Verge (XVG) hacked again – 35 million XVG tokens reportedly generated by hacker
Crypto-crime such as hacking, is increasing day by day, and unfortunately, Verge seems to suffer a lot within a short duration of time.
In the month of April, Verge (XVG) was hacked, and within a month, which is in May, it suffered another attack. And according to the reports on the online crypto forums, apparently, the hackers had used the same tactics as the one done in April, but with few additional alterations.
Due to these continuous hacks, Verge clearly doesn’t seem to be trustworthy anymore, to many people.
How did the hack take place?
It was indeed a well-planned hack. According to “Ocminer,” who is a Bitcointalk user, the attacker used a modified version of April’s attack vector in order to hack the blockchain.
Instead of one algorithm, the hacker had apparently used two algorithms to fork the main Verge chain. This, as a result, gave away all the block records to the hackers and hence they were capable of earning millions and millions of Verge XVG tokens through this process.
Also, it must be noted that Ocminer had mentioned the way in which Verge got exploit when the first hack had taken place.
It was shown that in the algorithms used, at the scrypt algorithm as well as at the lyra2re algorithm, the numbers were matching, i.e. both were set to the infinitesimal level of difficulty.
Each of the above-mentioned algorithms was used interchangeably in order to manipulate the transaction blocks’ time stamps. This further enabled the hacker to easily ‘manufacture’ 25 blocks per minute. This basically amounts to about 18,250 XVG per minute, i.e. $950 per minute.
At the current XVG price, the hacker has carted away about $1.8 million.

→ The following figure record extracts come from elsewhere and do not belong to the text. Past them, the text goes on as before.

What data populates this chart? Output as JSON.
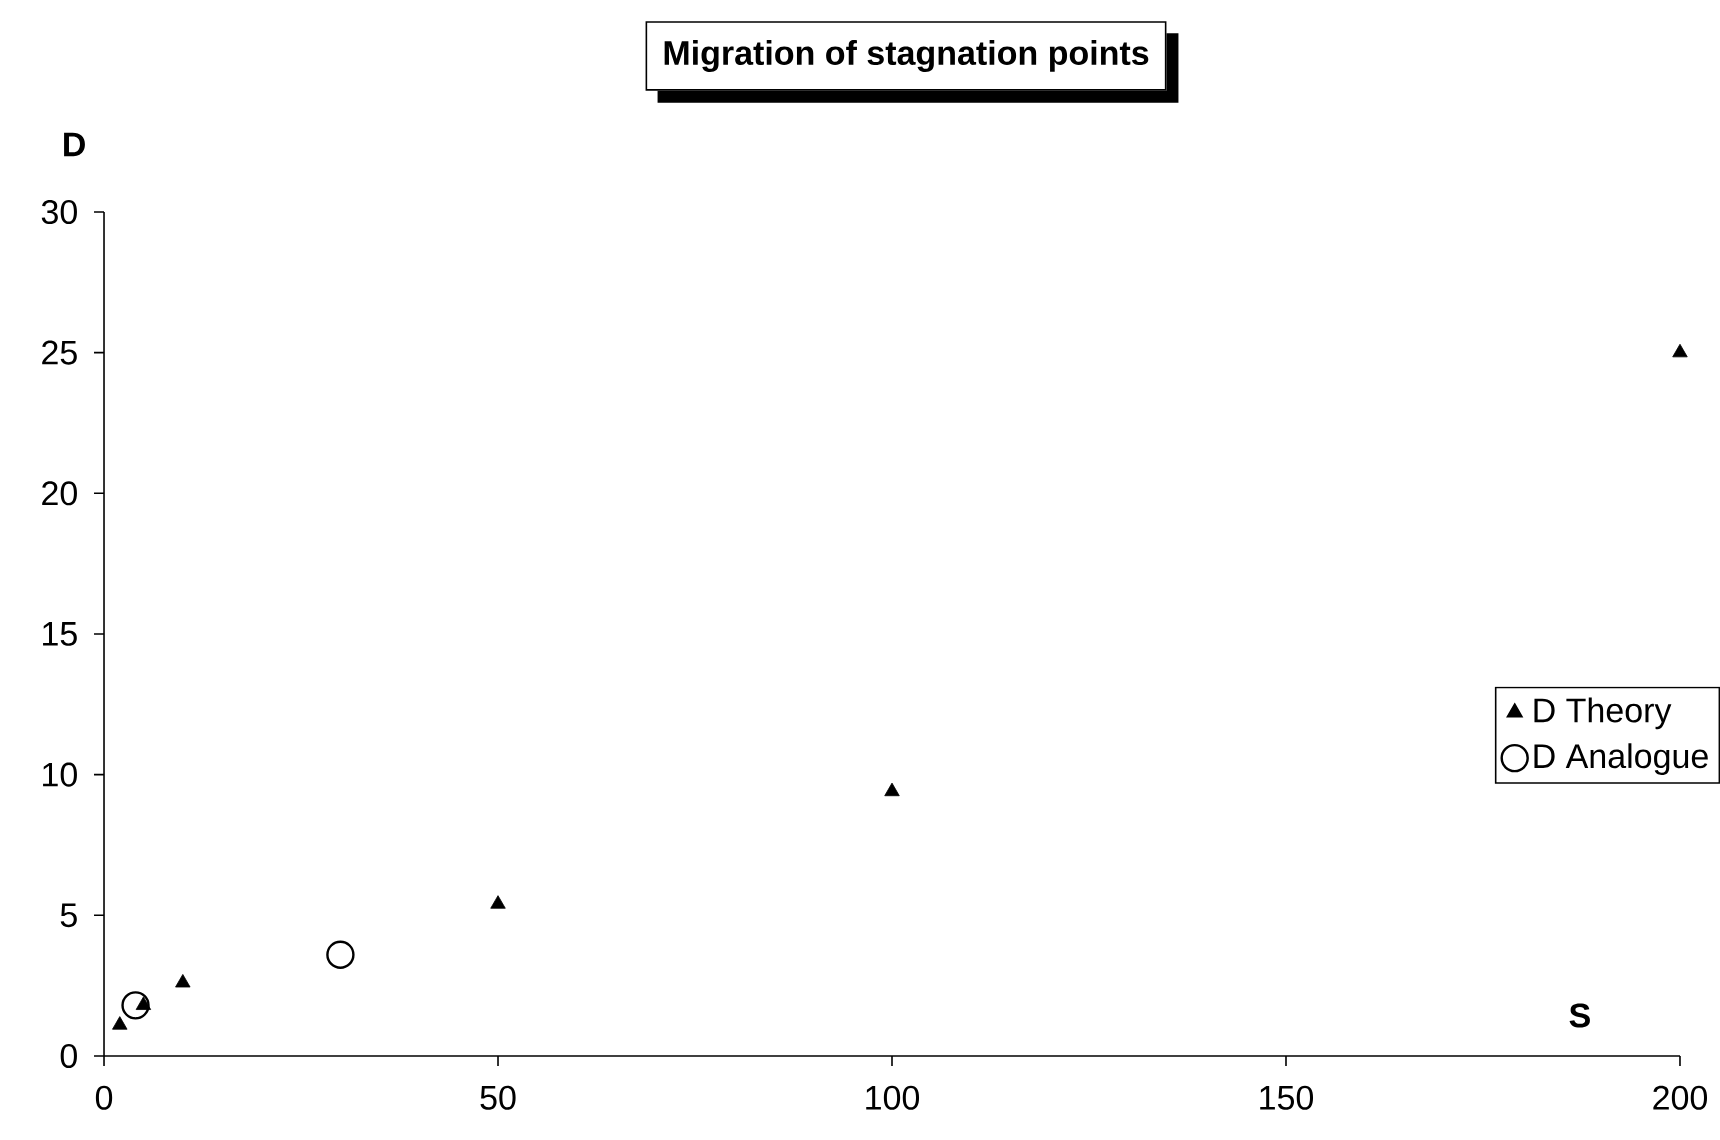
{
  "chart_data": {
    "type": "scatter",
    "title": "Migration of stagnation points",
    "xlabel": "S",
    "ylabel": "D",
    "series": [
      {
        "name": "D Theory",
        "color": "#000000",
        "marker": "triangle",
        "x": [
          2,
          5,
          10,
          50,
          100,
          200
        ],
        "values": [
          1.1,
          1.8,
          2.6,
          5.4,
          9.4,
          25
        ]
      },
      {
        "name": "D Analogue",
        "color": "#000000",
        "marker": "circle",
        "x": [
          4,
          30
        ],
        "values": [
          1.8,
          3.6
        ]
      }
    ],
    "xlim": [
      0,
      200
    ],
    "ylim": [
      0,
      30
    ],
    "xticks": [
      0,
      50,
      100,
      150,
      200
    ],
    "yticks": [
      0,
      5,
      10,
      15,
      20,
      25,
      30
    ],
    "grid": false,
    "legend": "right"
  }
}
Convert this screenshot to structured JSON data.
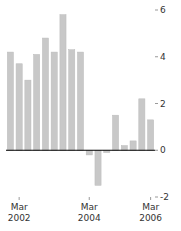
{
  "chart_data": {
    "type": "bar",
    "categories": [
      null,
      "Mar\n2002",
      null,
      null,
      null,
      null,
      null,
      null,
      null,
      "Mar\n2004",
      null,
      null,
      null,
      null,
      null,
      null,
      "Mar\n2006"
    ],
    "values": [
      4.2,
      3.7,
      3.0,
      4.1,
      4.8,
      4.2,
      5.8,
      4.3,
      4.2,
      -0.2,
      -1.5,
      -0.1,
      1.5,
      0.2,
      0.4,
      2.2,
      1.3
    ],
    "color": "#c8c8c8",
    "ylim": [
      -2,
      6
    ],
    "yticks": [
      -2,
      0,
      2,
      4,
      6
    ]
  }
}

It seems the attack is over, 35.000.000 XVG were generated in a few hours. But this also means there is still no fix, and this is possible at any time again. Meanwhile, the only official info out there is ‘mining pools are DDoS’d’.
What does Verge say?
It is a common doubt in many people’s mind, whether to feel secure about Verge or not. This doubt was born due to the negligence by Verge even after a prior attack which initiated 51% attack.
Also, when Ocminer alerted Verge, they initially rejected the claim but later considered it as a “small hash attack.” But clearly not stern actions were taken due to which a similar attack was done within a month.
This time, they mentioned the following on their Twitter account –
“It appears some mining pools are under ddos attack, and we are experiencing a delay in our blocks, we are working to resolve this.”
Hence, whether to have faith in Verge or not is now left on how Verge handles this major issue.